Lavoro extracomunitario: in Calabria incidenza quasi doppia a quella del Sud. Nel 2015 il numero dei lavori dipendenti extracomunitari in Italia è stato pari a 1.174.218 a fronte di un totale di 14.247.179. In termini percentuali gli extracomunitari rappresentano l’8,2% del totale dei lavoratori (9,8% uomini e 6,1% donne). Nel confronto con l’Italia e le altre aree del Centro-Nord, la Calabria e la provincia di Cosenza presentano una quota di lavoratori extracomunitari più contenuta, rispettivamente pari al 5,8% e 4,4% ma comunque superiore a quella media del Sud (3,2%) e delle Isole (1,9%).

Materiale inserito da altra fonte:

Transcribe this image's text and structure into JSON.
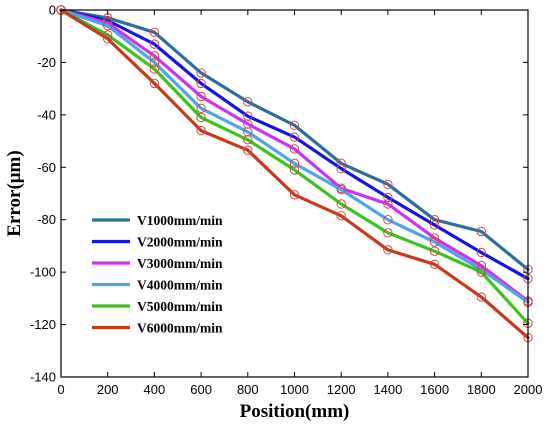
{
  "chart_data": {
    "type": "line",
    "title": "",
    "xlabel": "Position(mm)",
    "ylabel": "Error(μm)",
    "xlim": [
      0,
      2000
    ],
    "ylim": [
      -140,
      0
    ],
    "xticks": [
      0,
      200,
      400,
      600,
      800,
      1000,
      1200,
      1400,
      1600,
      1800,
      2000
    ],
    "yticks": [
      0,
      -20,
      -40,
      -60,
      -80,
      -100,
      -120,
      -140
    ],
    "x": [
      0,
      200,
      400,
      600,
      800,
      1000,
      1200,
      1400,
      1600,
      1800,
      2000
    ],
    "grid": false,
    "legend_position": "bottom-left",
    "marker": "circle",
    "series": [
      {
        "name": "V1000mm/min",
        "color": "#2c6e9c",
        "values": [
          0,
          -3,
          -8.5,
          -24,
          -35,
          -44,
          -58.5,
          -66.5,
          -80,
          -84.5,
          -99
        ]
      },
      {
        "name": "V2000mm/min",
        "color": "#1414e0",
        "values": [
          0,
          -4,
          -13,
          -28,
          -40.5,
          -48.5,
          -60.5,
          -71.5,
          -82,
          -92.5,
          -102.5
        ]
      },
      {
        "name": "V3000mm/min",
        "color": "#cc33ee",
        "values": [
          0,
          -5,
          -17.5,
          -33,
          -43.5,
          -53,
          -68,
          -74,
          -87,
          -97.5,
          -111
        ]
      },
      {
        "name": "V4000mm/min",
        "color": "#4da6e0",
        "values": [
          0,
          -6,
          -20,
          -37.5,
          -46.5,
          -58.5,
          -68.5,
          -80,
          -88.5,
          -99,
          -111.5
        ]
      },
      {
        "name": "V5000mm/min",
        "color": "#3dc21e",
        "values": [
          0,
          -9.5,
          -22.5,
          -41,
          -49.5,
          -61,
          -74,
          -85,
          -92,
          -100,
          -119.5
        ]
      },
      {
        "name": "V6000mm/min",
        "color": "#c8381c",
        "values": [
          0,
          -11,
          -28,
          -46,
          -53.5,
          -70.5,
          -78.5,
          -91.5,
          -97,
          -109.5,
          -125
        ]
      }
    ]
  }
}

Se consideriamo il numero complessivo dei lavoratori extracomunitari sia autonomi che dipendenti l’incidenza percentuale sul totale rimane quasi invariata: 6,2% Calabria e 4,5% Cosenza. Nell’analisi dell’andamento di lungo periodo, in otto anni dal 2007 al 2015, sia in regione che in provincia si è avuta una crescita del numero complessivo di lavoratori extracomunitari: +45,6% passando da 15.434 a 22.467 in Calabria e da 4.147 a 5.795 a Cosenza che registra un +39,8% (a fronte del 25,9% del dato medio italiano). Riguardo i paesi di provenienza, per la Calabria, in testa per numerosità troviamo i lavoratori del Marocco (32,2%) Ucraini (12,2%) e Indiani (11,1%) che insieme rappresentano oltre il 55% del totale. La provincia cosentina allo stesso modo della regione vede ai primi due posti i lavoratori marocchini (26,4%) e ucraini (14,2%), seguiti dai lavoratori albanesi (12,4%) cinesi (8,3%) e filippini (7,6%).

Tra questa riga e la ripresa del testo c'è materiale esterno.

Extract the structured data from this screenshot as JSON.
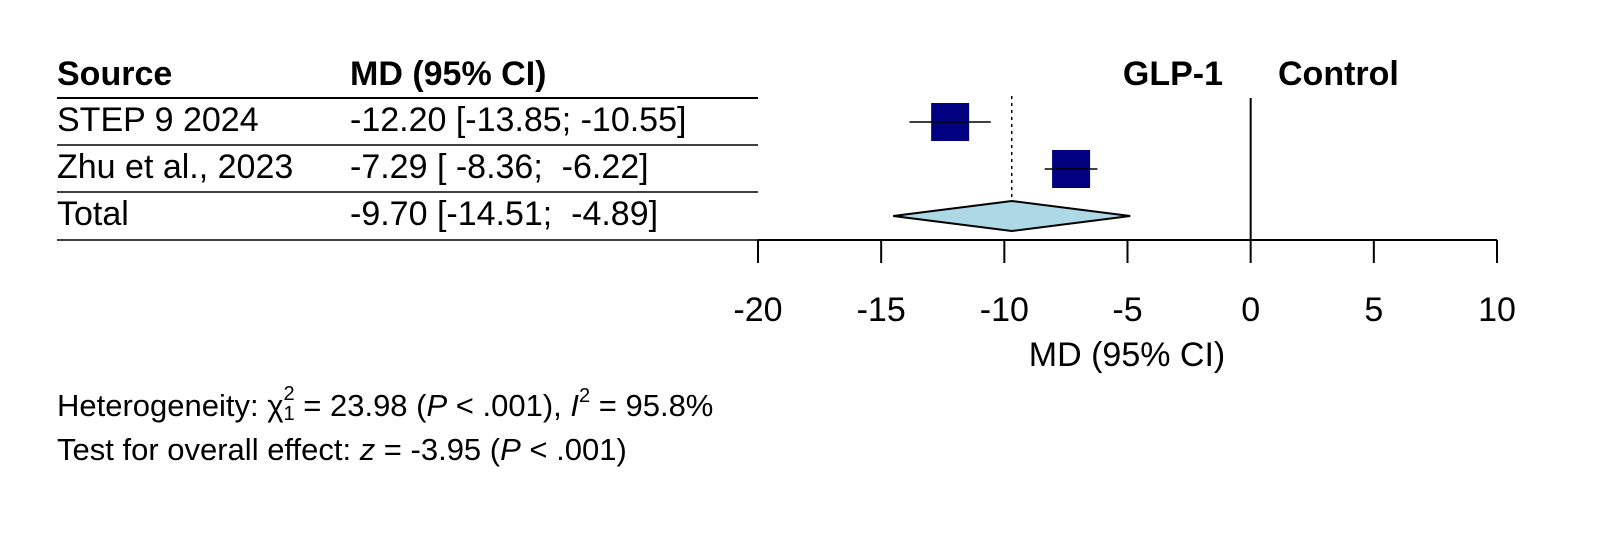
{
  "chart_data": {
    "type": "forest",
    "columns": [
      "Source",
      "MD (95% CI)"
    ],
    "studies": [
      {
        "name": "STEP 9 2024",
        "md": -12.2,
        "lower": -13.85,
        "upper": -10.55,
        "label": "-12.20 [-13.85; -10.55]"
      },
      {
        "name": "Zhu et al., 2023",
        "md": -7.29,
        "lower": -8.36,
        "upper": -6.22,
        "label": "-7.29 [ -8.36;  -6.22]"
      }
    ],
    "total": {
      "name": "Total",
      "md": -9.7,
      "lower": -14.51,
      "upper": -4.89,
      "label": "-9.70 [-14.51;  -4.89]"
    },
    "favors": [
      "GLP-1",
      "Control"
    ],
    "xlabel": "MD (95% CI)",
    "xlim": [
      -20,
      10
    ],
    "xticks": [
      -20,
      -15,
      -10,
      -5,
      0,
      5,
      10
    ],
    "reference_line": 0,
    "colors": {
      "study": "#000080",
      "total": "#add8e6"
    },
    "heterogeneity": [
      "Heterogeneity: χ",
      "2",
      "1",
      " = 23.98 (",
      "P",
      " < .001), ",
      "I",
      "2",
      " = 95.8%"
    ],
    "overall_effect": [
      "Test for overall effect: ",
      "z",
      " = -3.95 (",
      "P",
      " < .001)"
    ]
  }
}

Andamento: crescita del 3,8% delle imprese straniere in Calabria.Nel 2016, gli imprenditori stranieri in Calabria, secondo i dati del Centro Studi Unioncamere, sono pari a 13.591 e a 4.174 in provincia Cosenza, con un incremento rispettivamente del 3,8% e 3,2% rispetto all’anno precedente; variazioni in linea con il dato medio italiano che è stato pari al 3,3%. In valore assoluto, la provincia di Reggio Calabria e di Cosenza ospitano la maggiore quota di imprenditori stranieri, rispettivamente il 32,2% e il 30,7% del totale regionale, seguite da Catanzaro con il 25,7%.

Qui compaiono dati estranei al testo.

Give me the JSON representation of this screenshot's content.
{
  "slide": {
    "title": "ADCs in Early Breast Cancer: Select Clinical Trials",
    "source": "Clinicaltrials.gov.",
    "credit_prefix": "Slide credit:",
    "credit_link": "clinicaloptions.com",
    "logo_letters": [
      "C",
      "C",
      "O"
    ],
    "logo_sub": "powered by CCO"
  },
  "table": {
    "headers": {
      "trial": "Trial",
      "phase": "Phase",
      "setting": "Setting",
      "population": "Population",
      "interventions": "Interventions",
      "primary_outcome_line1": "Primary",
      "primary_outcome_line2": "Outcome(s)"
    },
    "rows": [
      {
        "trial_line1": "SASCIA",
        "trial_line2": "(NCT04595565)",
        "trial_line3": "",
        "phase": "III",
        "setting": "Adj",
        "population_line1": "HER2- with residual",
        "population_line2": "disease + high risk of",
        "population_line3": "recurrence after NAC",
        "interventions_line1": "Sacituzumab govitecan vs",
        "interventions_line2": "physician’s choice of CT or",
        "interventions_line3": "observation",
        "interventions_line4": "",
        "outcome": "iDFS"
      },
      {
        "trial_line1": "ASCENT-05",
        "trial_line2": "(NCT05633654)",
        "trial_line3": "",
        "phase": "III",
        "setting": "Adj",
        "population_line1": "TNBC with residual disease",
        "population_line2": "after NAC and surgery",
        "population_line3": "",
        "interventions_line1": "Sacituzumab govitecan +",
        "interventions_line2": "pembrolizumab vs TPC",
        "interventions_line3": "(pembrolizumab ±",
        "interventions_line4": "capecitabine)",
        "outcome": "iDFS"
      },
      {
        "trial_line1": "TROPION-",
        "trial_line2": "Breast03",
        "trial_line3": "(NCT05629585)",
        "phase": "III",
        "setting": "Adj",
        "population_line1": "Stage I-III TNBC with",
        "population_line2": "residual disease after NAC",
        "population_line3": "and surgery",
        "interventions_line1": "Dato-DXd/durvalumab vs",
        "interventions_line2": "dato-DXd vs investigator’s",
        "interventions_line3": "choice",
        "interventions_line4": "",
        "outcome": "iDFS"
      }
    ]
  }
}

Relativamente ai settori di attività, il principale per presenza di imprenditori stranieri è il commercio: per la Calabria le imprese commerciali rappresentano il 75,1% del totale, per la provincia cosentina il 64,2%, a seguire le imprese operanti nel settore dei servizi con l’11,4% e il 16,7% dei casi, le imprese edili 6,2% e 8,6%, mentre le meno numerose sono le imprese agricole (3,8% Calabria e 5,9% Cosenza) e dell’industria in senso stretto (3,6% regione e 4,6% provincia).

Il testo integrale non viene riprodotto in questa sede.